John McCain and a Lancôme rep who thinks "The Flintstones" was based on a true story

Sep 21, 2008 11:49

Aaron Sorkin taking over Maureen Dowd's column to write an imaginary conversation between Barack Obama and PRESIDENT JED BARLET makes me think that it's not out of the realm of possibility that he has contemplated Bartlet handing it to Laura Roslin as well (LOL CAN YOU IMAGINE*), because you see - I assume that anyone who is even remotely cool watches Battlestar Galactica. (THIS IS MY FORM OF ELITISM.)

(Also, weren't Dowd and Sorkin once an item? I don't know why this is relevant?)

OBAMA: So what about hope? Chuck it for outrage and put-downs?

BARTLET: No. You're elite, you can do both. Four weeks ago you had the best week of your campaign, followed - granted, inexplicably - by the worst week of your campaign. And you're still in a statistical dead heat. You're a 47-year-old black man with a foreign-sounding name who went to Harvard and thinks devotion to your country and lapel pins aren't the same thing and you're in a statistical tie with a war hero and a Cinemax heroine. To these aged eyes, Senator, that's what progress looks like. You guys got four debates. Get out of my house and go back to work.

OBAMA: Wait, what is it you always used to say? When you hit a bump on the show and your people were down and frustrated? You'd give them a pep talk and then you'd always end it with something. What was it ...?

BARTLET: "Break's over."

Also, it sort of makes me miss Aaron Sorkin a little. Or wish that he was hired by the Obama campaign, because god damn are they performing awfully these days. (SIGH.)

* um. so.

BARTLET: Don't talk to me about "for the good of the people," young lady. I hid my illness for three years, and it nearly cost me my marriage, my job, and the sanity of some very capable people.

ROSLIN: Respectfully, sir, but our circumstances are quite different.

BARTLET: Yes, I forgot. The robots revolved, and you were otherwise occupied banning abortion and fomenting a mutiny.

ROSLIN: That's.. not entirely fair, so. I--.

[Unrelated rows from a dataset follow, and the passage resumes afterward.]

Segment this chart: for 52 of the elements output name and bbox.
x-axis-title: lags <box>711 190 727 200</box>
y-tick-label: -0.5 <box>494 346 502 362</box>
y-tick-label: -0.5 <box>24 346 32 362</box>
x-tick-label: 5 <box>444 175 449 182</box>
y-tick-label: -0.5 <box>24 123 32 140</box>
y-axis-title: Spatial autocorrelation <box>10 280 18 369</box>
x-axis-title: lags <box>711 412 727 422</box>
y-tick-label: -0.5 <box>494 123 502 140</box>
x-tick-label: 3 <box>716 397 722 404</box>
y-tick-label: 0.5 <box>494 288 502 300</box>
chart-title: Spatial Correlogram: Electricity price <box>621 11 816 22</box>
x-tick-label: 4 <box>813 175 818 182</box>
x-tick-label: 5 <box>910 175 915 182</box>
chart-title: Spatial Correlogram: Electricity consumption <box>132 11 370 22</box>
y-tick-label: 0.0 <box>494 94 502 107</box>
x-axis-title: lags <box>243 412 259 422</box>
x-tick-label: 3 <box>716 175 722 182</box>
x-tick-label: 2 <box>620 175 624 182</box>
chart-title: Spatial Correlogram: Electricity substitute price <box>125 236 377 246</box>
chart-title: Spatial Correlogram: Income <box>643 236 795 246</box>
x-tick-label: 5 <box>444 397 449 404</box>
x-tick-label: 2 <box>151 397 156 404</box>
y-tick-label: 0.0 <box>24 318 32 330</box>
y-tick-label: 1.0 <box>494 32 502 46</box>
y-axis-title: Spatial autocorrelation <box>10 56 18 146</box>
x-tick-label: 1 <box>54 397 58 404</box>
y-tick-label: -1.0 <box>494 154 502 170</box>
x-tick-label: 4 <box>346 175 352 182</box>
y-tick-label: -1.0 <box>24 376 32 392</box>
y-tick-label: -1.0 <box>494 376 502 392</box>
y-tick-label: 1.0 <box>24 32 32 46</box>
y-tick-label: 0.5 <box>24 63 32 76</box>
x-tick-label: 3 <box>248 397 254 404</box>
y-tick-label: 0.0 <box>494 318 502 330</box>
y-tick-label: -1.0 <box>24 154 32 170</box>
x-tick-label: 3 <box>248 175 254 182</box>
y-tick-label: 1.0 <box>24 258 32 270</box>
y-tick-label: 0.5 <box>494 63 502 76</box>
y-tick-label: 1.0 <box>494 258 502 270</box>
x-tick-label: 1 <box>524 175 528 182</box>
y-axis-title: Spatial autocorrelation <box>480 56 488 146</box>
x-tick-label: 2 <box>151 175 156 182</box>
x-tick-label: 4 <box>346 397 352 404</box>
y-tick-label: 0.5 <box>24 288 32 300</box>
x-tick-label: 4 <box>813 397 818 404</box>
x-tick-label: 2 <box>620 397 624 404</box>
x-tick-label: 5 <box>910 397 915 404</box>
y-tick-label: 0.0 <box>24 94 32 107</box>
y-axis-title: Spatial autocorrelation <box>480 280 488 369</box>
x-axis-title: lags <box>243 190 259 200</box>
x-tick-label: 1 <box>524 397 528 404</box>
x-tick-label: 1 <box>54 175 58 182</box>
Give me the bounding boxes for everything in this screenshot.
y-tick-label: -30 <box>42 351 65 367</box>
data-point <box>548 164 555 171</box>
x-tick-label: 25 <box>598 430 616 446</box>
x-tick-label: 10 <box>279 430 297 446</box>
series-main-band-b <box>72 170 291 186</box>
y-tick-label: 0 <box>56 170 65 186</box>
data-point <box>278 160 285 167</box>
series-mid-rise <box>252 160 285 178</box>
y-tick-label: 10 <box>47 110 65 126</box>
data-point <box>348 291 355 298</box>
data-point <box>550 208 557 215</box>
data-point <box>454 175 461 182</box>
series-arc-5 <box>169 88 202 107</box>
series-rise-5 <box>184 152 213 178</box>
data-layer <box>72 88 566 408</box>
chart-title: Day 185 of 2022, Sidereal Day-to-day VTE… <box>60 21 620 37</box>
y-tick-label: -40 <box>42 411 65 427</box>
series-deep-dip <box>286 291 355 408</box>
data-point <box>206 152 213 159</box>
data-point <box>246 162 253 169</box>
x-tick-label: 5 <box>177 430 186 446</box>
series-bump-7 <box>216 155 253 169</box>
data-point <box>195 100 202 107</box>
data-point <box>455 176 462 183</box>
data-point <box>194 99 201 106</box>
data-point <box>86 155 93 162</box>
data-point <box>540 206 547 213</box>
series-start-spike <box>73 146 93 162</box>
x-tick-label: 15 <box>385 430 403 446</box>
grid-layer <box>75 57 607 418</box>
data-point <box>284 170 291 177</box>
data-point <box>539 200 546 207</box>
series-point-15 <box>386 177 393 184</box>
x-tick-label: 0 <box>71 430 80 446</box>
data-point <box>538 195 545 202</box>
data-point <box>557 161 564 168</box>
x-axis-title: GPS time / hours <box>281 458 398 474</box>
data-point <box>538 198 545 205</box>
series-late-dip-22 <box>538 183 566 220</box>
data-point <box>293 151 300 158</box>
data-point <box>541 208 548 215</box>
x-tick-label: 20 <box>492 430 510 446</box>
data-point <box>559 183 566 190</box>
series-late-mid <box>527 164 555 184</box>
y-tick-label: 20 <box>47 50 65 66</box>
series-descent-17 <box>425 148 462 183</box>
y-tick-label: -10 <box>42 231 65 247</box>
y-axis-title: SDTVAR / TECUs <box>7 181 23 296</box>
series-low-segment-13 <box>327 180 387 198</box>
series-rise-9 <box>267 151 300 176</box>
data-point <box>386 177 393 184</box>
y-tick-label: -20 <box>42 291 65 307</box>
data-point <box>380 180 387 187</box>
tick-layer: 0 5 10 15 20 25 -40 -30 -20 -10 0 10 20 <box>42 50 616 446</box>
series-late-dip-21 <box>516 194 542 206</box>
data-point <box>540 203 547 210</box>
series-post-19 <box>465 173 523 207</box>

BARTLET: I'm sorry to interrupt, Madame President, but your completely unnecessary military escort is currently starring me down somewhat disturbingly, and I'm struck by his resemblance to a particular Supreme Court Justice I had appointed several years ago. [to ADAMA] Excuse me, Admiral, but might I ask - do you vacation in Connecticut from time to time?